Kallas, na época com 18 anos, apresentou a ideia aos amigos João Resende e Márcio Placedino. Os três logo se juntaram a Gustavo Mendes e Guilherme Alves para lançar a Toro Radar. Além do boca-a-boca, o grupo apostou forte no marketing digital, explorando banners de propaganda em sites.

Em 2012, a Toro passou a oferecer também serviço de acesso à Bolsa de Valores, utilizando a estrutura tecnológica da XP Investimentos. “Já era possível comprar ações pela Toro, mas nós considerávamos que ainda não era o ideal. Queríamos oferecer a melhor experiência digital em investimentos para nossos clientes”, afirma.

Em 2016, a Toro recebeu um investimento de R$ 46 milhões de um grupo de cinco investidores em troca de uma participação de 25% na empresa. Entre os novos sócios-investidores está Eugênio Mattar, presidente da empresa locação de veículos Localiza.

Gabriel Kallas - Divulgação - Divulgação
Imagem: Divulgação

“Com o aporte desses investidores, pudemos dar sequência ao plano de aperfeiçoar nossa plataforma de investimento e ter a nossa própria corretora”, diz Kallas.

Novos clientes ou jogo de "rouba-monte"?

A Toro Investimentos quer praticamente dobrar o número de pessoas físicas que acessam a Bolsa para negociar ações, opções e outros ativos de renda variável. "O objetivo é chegar a 500 mil contas nos próximos 12 meses", afirma Gabriel Kallas, um dos fundadores da Toro.

Para justificar sua pretensão, Kallas cita o número pequeno de investidores na Bolsa em comparação com a população do país. “Hoje, apenas 0,3% da população brasileira investe na Bolsa.
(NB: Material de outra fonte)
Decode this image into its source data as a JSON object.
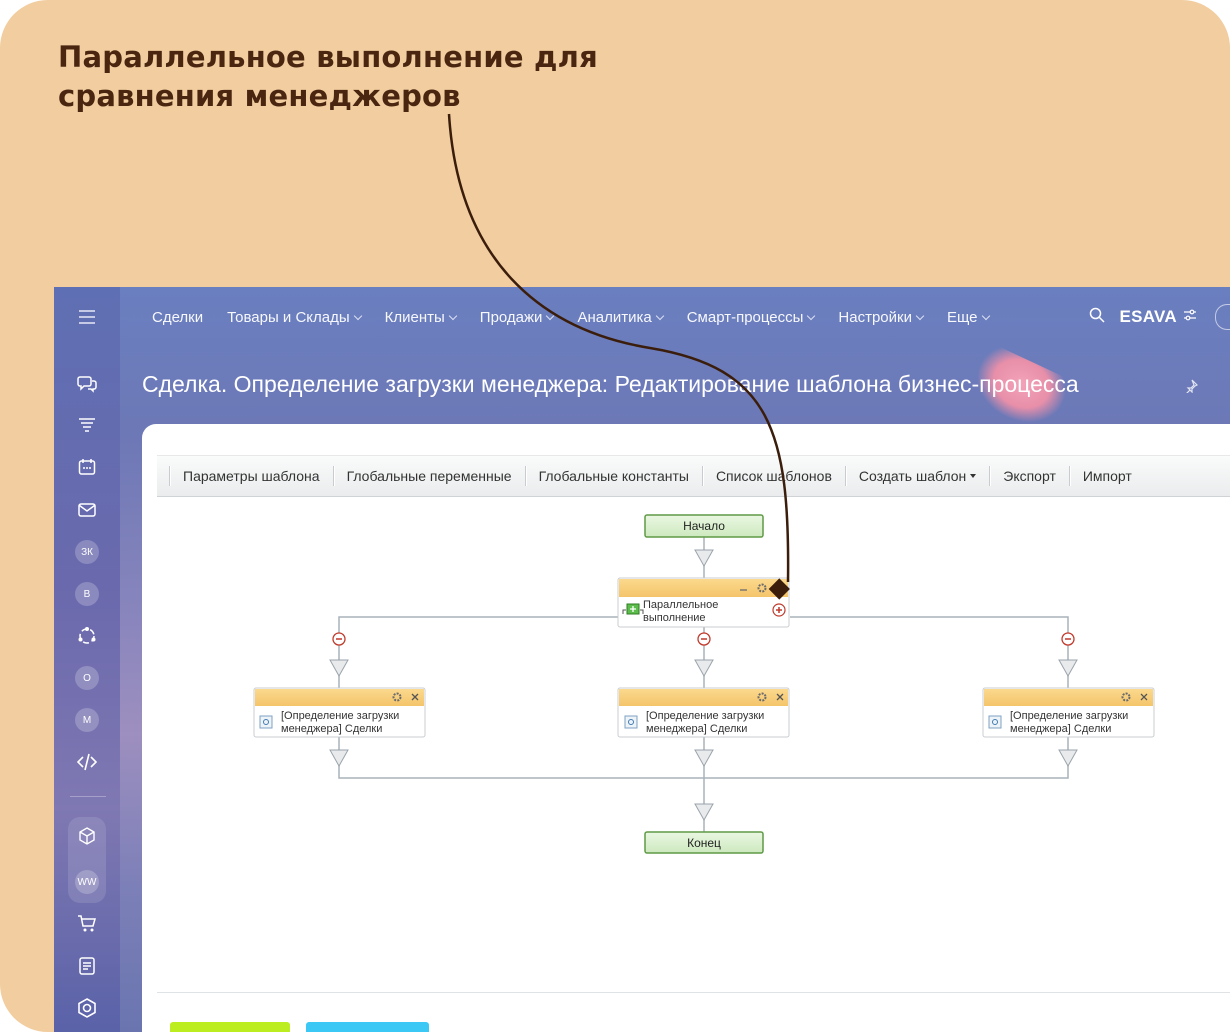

Em países emergentes semelhantes ao Brasil, esse número chega a 5%. Nos Estados Unidos, 60% investem em ações.”

Caio Weil Villares, presidente da Ancord (Associação Nacional das Corretoras e Distribuidoras de Títulos e Valores Mobiliários, Câmbio e Mercadorias) elogia a iniciativa da Toro, mas ainda vê um potencial limitado de crescimento do mercado brasileiro.

“Eu bato palmas para eles. Não me lembro quando foi a última vez que tivemos uma corretora nova na Bolsa. Mas o mercado brasileiro ainda é muito limitado, tanto pelo número de investidores como pela quantidade de empresas listadas na Bolsa”, afirma Villares.

“Espero que a Toro consiga realmente expandir o mercado. Caso contrário, corremos o risco de voltar ao jogo de ‘rouba-monte’. Ou seja, em vez de conquistar novos clientes, você lança um produto com marketing agressivo, mas apenas consegue tirar clientes de outras corretoras”, diz o presidente da Ancord.

Faltam estímulos para mercado crescer, diz associação

Villares diz que o mercado viveu um longo período de encolhimento. Nos últimos dez anos, quase 30 corretoras fecharam as portas. Hoje, cerca de 50 instituições estão atuantes no segmento Bovespa, voltado à negociação de ações na B3.

O número de investidores cadastrados na Bolsa, que estava praticamente congelado na casa dos 600 mil desde 2010, voltou a crescer em 2017 e já superou a casa de 700 mil pessoas físicas em 2018.

A queda na taxa básica de juros, a Selic, a partir do fim de 2016 ajudou na retomada do interesse dos investidores pelo mercado de ações.

“O juro alto já não está mais presente. Mas cultura de investimento não se muda do dia para a noite. A maioria das pessoas ainda continua contente com o rendimento da poupança. É preciso reeducar o investidor, mostrar que ele precisará correr risco no mercado de capitais para poder ganhar mais.”

Além da questão cultural, Villares defende um aumento dos estímulos do governo para levar as pessoas a investir em ações.

“Uma das questões que precisam ser melhoradas é a da tributação. O recolhimento de Imposto de Renda sobre ações é muito complexo. Você precisa criar uma estrutura simplificada e que estimule o pequeno investidor.”